地铁站里的实验

作者:周云龙
美国媒体二00七年的一个社会实验:一位男子在地铁站用小提琴演奏了巴赫的六首作品。他前面的地上,放一顶口子朝上的帽子。没有人知道,这位卖艺者是世界上最伟大的音乐家之一约夏.贝尔。他演奏的是一首世上最复杂的作品,用的是一把价值三百五十万美元的小提琴……

在约夏.贝尔演奏的四十五分钟里,大约二千人经过,只有六个人停下来听了一会儿,大约二十人给了钱就匆匆离开,他总共收到三十二美元。而两天前,约夏.贝尔在波士顿一家剧院演出,所有门票售罄,聆听他演奏同样的乐曲,平均得花二百美元……

这个实验,给人什么启示?电视圈的朋友甲点评说,环境影响人的评判能力t,环境决定一切!乙补充说,平台太重要啦!丙举例说,不是江苏卫视这样的平台,会做出《非诚勿扰》那样炫目的舞台吗?孟非一个歪瓜裂枣型的主持人能出得来吗?他还可能有那么大的影响力吗?

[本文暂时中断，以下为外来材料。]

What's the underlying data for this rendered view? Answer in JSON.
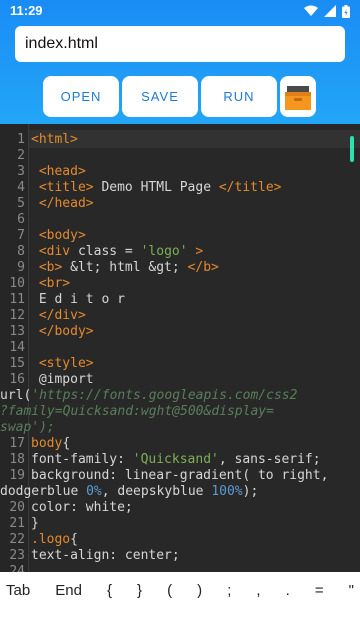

约夏.贝尔在地铁里的演奏,据说是《华盛顿邮报》主办的关于感知、品味和人的优先选择的社会实验的一部分。实验结束后,《华盛顿邮报》提出了几个问题:一、在一个普通的环境下,在一个不适当的时间内,我们能够感知到美吗?二、如果能够感知到的话,我们会停下来欣赏吗?三、我们会在意想不到的情况下认可天才吗

地铁站的这个实验,内涵很丰富,操作蛮简单,它不过是利用了人们的审美惯性:地铁站里演唱的,都是为生活所逼卖艺的流浪汉。事实上,为生活所逼卖艺的人群中也可能有音乐天才。但是,要让以工薪阶层为主的“地铁一族”在行色匆匆之中能做出准确的判断,那是中彩的概率。说实话,高雅的音乐,本来就属于环境优雅的剧院,本来就属于自愿购票出入剧院的文人雅士。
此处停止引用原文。